Comment fera-t-on des enfants dans 100 ans ?

Comment fera-t-on des enfants dans 100 ans ? 24 janvier 2019
Comment fera-t-on des enfants dans 100 ans ?

Avec le débat sur la PMA, la définition de la filiation évolue. Avec l’évolution des techniques médicales, enfanter devient à la fois plus simple et plus complexe. Et, peut-être demain, l’utérus artificiel viendra bouleverser notre rapport à la procréation. Alors, comment fera-t-on des bébés dans 100 ans ? Nous avons posé la question à Martine Gross, sociologue ; Michel Cosson, professeur de gynécologie obstétrique ; Monseigneur d’Ornellas, président de la commission bioéthique de la Conférence des évêques de France ; et Marc Roux, président de l’Association française transhumaniste. Oui, ça ne fait pas 3 experts. Mais y’en avait un peu de plus, on vous l’a mis quand même.

1. « Notre société ne permet plus de dérouler des grossesses de façon totalement « naturelle », donc on entre de fait dans une ère de contrôle et de techniques »

Michel Cosson est professeur de gynécologie obstétrique à la faculté de Lille

Pour la gestation, la greffe utérine se développe dans le nord de l’Europe et en Turquie – ce n’est pas encore fait en France – et ouvre des questions éthiques pour savoir à qui on peut prendre un utérus. Des articles sont aussi sortis sur des gestations artificielles : dans des couveuses, on garde les nouveaux-nés (animaux) prématurés branchés dans du sérum, et on a l’impression que ça ouvre la porte à des grossesses qui pourraient être implantées, voir débutées, hors utérus.

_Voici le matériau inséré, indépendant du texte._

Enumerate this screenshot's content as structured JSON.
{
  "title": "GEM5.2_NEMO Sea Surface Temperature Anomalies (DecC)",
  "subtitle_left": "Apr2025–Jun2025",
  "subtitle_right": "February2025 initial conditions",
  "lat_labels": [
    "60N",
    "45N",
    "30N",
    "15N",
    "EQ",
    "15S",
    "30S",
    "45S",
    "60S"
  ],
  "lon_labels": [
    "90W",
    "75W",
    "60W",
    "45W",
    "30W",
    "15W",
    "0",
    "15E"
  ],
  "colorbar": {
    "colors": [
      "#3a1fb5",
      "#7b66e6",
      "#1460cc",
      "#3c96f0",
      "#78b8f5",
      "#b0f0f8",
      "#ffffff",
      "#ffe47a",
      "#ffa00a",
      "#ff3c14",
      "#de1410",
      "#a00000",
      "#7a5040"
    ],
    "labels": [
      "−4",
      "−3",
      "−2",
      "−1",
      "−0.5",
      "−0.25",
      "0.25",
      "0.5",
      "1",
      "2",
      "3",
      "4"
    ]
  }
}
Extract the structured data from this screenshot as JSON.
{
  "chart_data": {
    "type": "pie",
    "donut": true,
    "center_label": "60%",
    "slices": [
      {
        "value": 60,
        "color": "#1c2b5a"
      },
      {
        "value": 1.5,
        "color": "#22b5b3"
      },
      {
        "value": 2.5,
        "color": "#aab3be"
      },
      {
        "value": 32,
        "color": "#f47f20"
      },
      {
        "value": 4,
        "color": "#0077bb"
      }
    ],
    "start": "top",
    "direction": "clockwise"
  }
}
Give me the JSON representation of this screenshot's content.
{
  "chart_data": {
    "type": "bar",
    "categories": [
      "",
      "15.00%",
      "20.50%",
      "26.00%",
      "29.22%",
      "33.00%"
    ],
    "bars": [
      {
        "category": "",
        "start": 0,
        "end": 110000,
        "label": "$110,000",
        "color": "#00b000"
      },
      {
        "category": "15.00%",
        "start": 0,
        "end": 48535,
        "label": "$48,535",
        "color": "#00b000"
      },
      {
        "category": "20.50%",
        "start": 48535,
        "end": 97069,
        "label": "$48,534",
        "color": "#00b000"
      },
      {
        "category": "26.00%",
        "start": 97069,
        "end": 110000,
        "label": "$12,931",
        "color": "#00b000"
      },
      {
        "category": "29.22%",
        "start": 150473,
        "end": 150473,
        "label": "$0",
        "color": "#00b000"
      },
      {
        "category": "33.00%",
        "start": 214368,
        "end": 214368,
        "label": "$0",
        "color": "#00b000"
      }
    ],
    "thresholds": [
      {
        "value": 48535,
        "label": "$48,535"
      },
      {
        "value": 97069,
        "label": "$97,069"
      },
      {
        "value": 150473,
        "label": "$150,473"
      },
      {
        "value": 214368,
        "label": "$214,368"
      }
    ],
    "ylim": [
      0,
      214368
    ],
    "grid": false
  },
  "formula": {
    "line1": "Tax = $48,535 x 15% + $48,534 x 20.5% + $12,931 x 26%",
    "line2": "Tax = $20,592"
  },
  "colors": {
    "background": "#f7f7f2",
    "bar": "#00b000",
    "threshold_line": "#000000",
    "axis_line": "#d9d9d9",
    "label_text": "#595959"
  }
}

Concernant la procréation, il existe des recherches sur des trompes artificielles ou sur des techniques pour les déboucher. La greffe d’ovaires se pratique en France et on peut prélever des morceaux d’ovaires qu’on vitrifie et qu’on peut réimplanter pour les restimuler après une maladie.

Sauf qu’à chaque fois qu’une technique est développée, la société s’en empare pour d’autres raisons. Des femmes qui à 30 ans n’ont pas rencontré quelqu’un doivent-elles pouvoir vitrifier leurs ovocytes ? Cela doit-il être remboursé ? Est-ce moral ? Idem pour la GPA, la césarienne… cela va bien au-delà de la question de l’homoparentalité, cela concerne toute la fertilité en général.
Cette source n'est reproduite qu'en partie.